Do lado do BCE, não se ouviram respostas à proposta de Krugman. O mais próximo que  houve foram as críticas de Otmar Issing, o economista-chefe do BCE no momento da sua fundação e uma referência muito importante para o pensamento do Bundesbank ao longo dos últimos anos. Issing mostrou a sua preocupação em relação à forma como um processo de subida das metas de inflação seria gerido, afirmando que "as expectativas de evolução da inflação deixariam de estar ancoradas", o que "colocaria em causa a credibilidade dos bancos centrais". Otmar Issing assinalou ainda que, mesmo com níveis relativamente baixos de variação de preços, como 2%, "os custos  para o bem estar da inflação são substanciais".

Em reposta a Issing, Krugman colocou em causa o papel que a credibilidade dos bancos centrais realmente desempenha na evolução dos preços. "Ancorar as expectativas de inflação desempenha um grande papel na ideologia dos bancos centrais, mas desempenhará um papel assim tão grande na realidade? Não existem provas disso", afirmou.

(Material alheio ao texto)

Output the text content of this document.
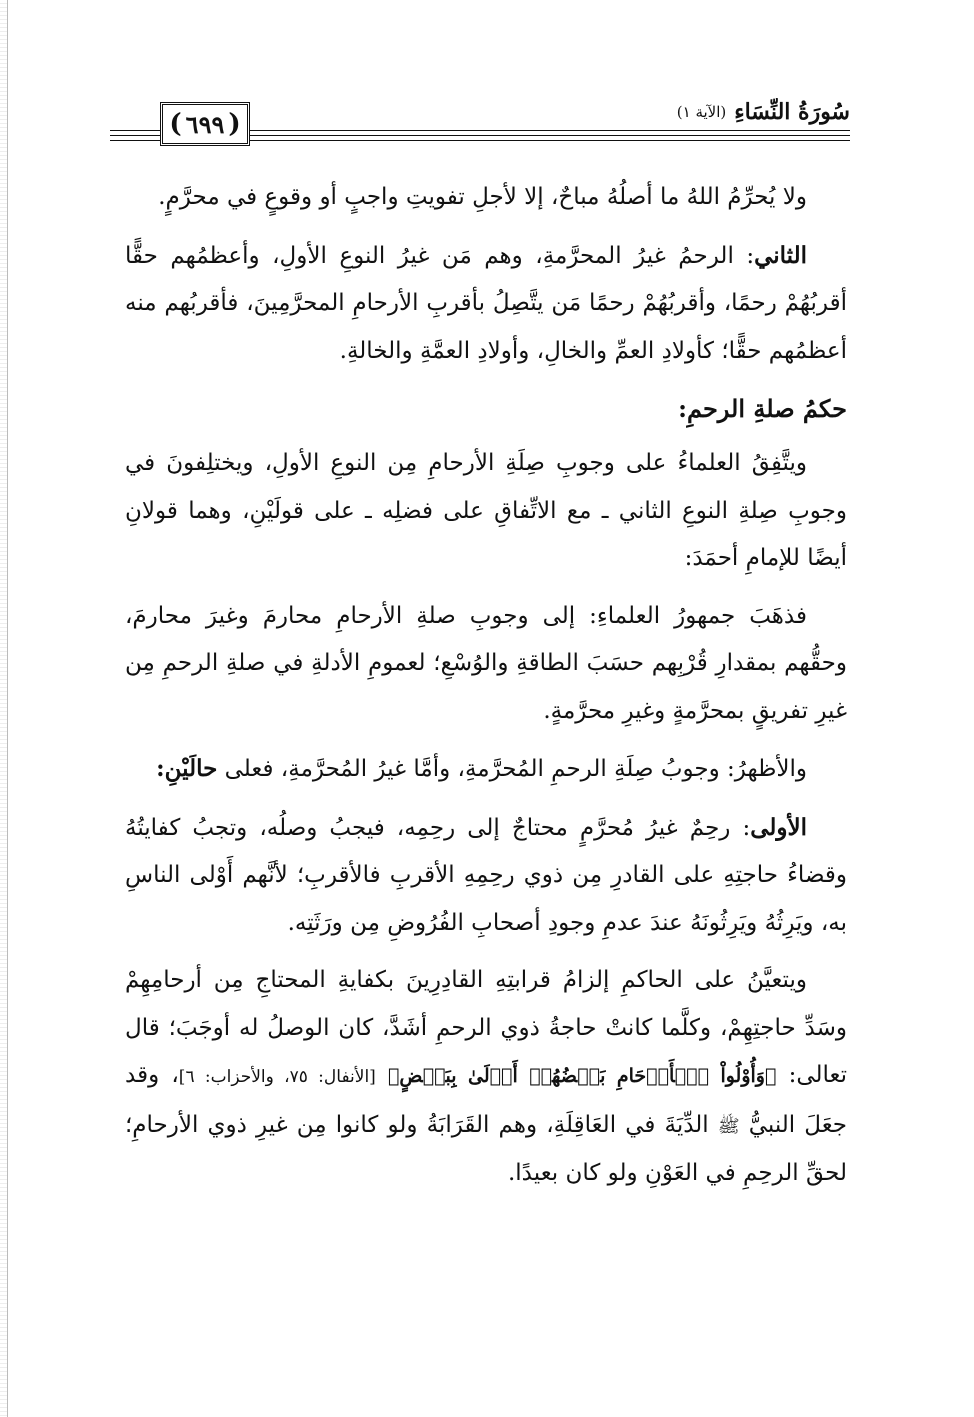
(
٦٩٩
)	سُورَةُ النِّسَاءِ
(الآية ١)

ولا يُحرِّمُ اللهُ ما أصلُهُ مباحٌ، إلا لأجلِ تفويتِ واجبٍ أو وقوعٍ في محرَّمٍ.

الثاني: الرحمُ غيرُ المحرَّمةِ، وهم مَن غيرُ النوعِ الأولِ، وأعظمُهم حقًّا أقربُهُمْ رحمًا، وأقربُهُمْ رحمًا مَن يتَّصِلُ بأقربِ الأرحامِ المحرَّمِينَ، فأقربُهم منه أعظمُهم حقًّا؛ كأولادِ العمِّ والخالِ، وأولادِ العمَّةِ والخالةِ.

حكمُ صلةِ الرحمِ:

ويتَّفِقُ العلماءُ على وجوبِ صِلَةِ الأرحامِ مِن النوعِ الأولِ، ويختلِفونَ في وجوبِ صِلةِ النوعِ الثاني ـ مع الاتِّفاقِ على فضلِه ـ على قولَيْنِ، وهما قولانِ أيضًا للإمامِ أحمَدَ:

فذهَبَ جمهورُ العلماءِ: إلى وجوبِ صلةِ الأرحامِ محارمَ وغيرَ محارمَ، وحقُّهم بمقدارِ قُرْبِهم حسَبَ الطاقةِ والوُسْعِ؛ لعمومِ الأدلةِ في صلةِ الرحمِ مِن غيرِ تفريقٍ بمحرَّمةٍ وغيرِ محرَّمةٍ.

والأظهرُ: وجوبُ صِلَةِ الرحمِ المُحرَّمةِ، وأمَّا غيرُ المُحرَّمةِ، فعلى حالَيْنِ:

الأولى: رحِمٌ غيرُ مُحرَّمٍ محتاجٌ إلى رحِمِه، فيجبُ وصلُه، وتجبُ كفايتُهُ وقضاءُ حاجتِهِ على القادرِ مِن ذوي رحِمِهِ الأقربِ فالأقربِ؛ لأنَّهم أَوْلى الناسِ به، ويَرِثُهُ ويَرِثُونَهُ عندَ عدمِ وجودِ أصحابِ الفُرُوضِ مِن ورَثَتِه.

ويتعيَّنُ على الحاكمِ إلزامُ قرابتِهِ القادِرِينَ بكفايةِ المحتاجِ مِن أرحامِهِمْ وسَدِّ حاجتِهِمْ، وكلَّما كانتْ حاجةُ ذوي الرحمِ أشَدَّ، كان الوصلُ له أوجَبَ؛ قال تعالى: ﴿وَأُوْلُواْ ٱلۡأَرۡحَامِ بَعۡضُهُمۡ أَوۡلَىٰ بِبَعۡضٍ﴾ [الأنفال: ٧٥، والأحزاب: ٦]، وقد جعَلَ النبيُّ ﷺ الدِّيَةَ في العَاقِلَةِ، وهم القَرَابَةُ ولو كانوا مِن غيرِ ذوي الأرحامِ؛ لحقِّ الرحِمِ في العَوْنِ ولو كان بعيدًا.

Outros intervenientes na discussão assinalaram os efeitos que uma inflação mais elevada pode ter principalmente nos rendimentos mais baixos. Paul krugman não respondeu a essa crítica.

A questão de qual deve ser a posição dos bancos centrais em relação à taxa de inflação é, neste momento, fundamental para o BCE. Com os preços na zona euro a registarem variações homólogas anuais de 0,7% e alguns países da periferia, como Portugal, com taxas de inflação negativas, o banco central tem hesitado em adoptar medidas expansionistas mais agressivas. Com as taxas de juro já quase em zero, espera-se que medidas não convencionais como a compra de activos possam ser tomadas, talvez até na próxima reunião agendada para 5 de Junho. Se o objectivo de inflação fosse colocado acima dos 2%, a adopção dessas medidas seria certamente mais rápida e decisiva.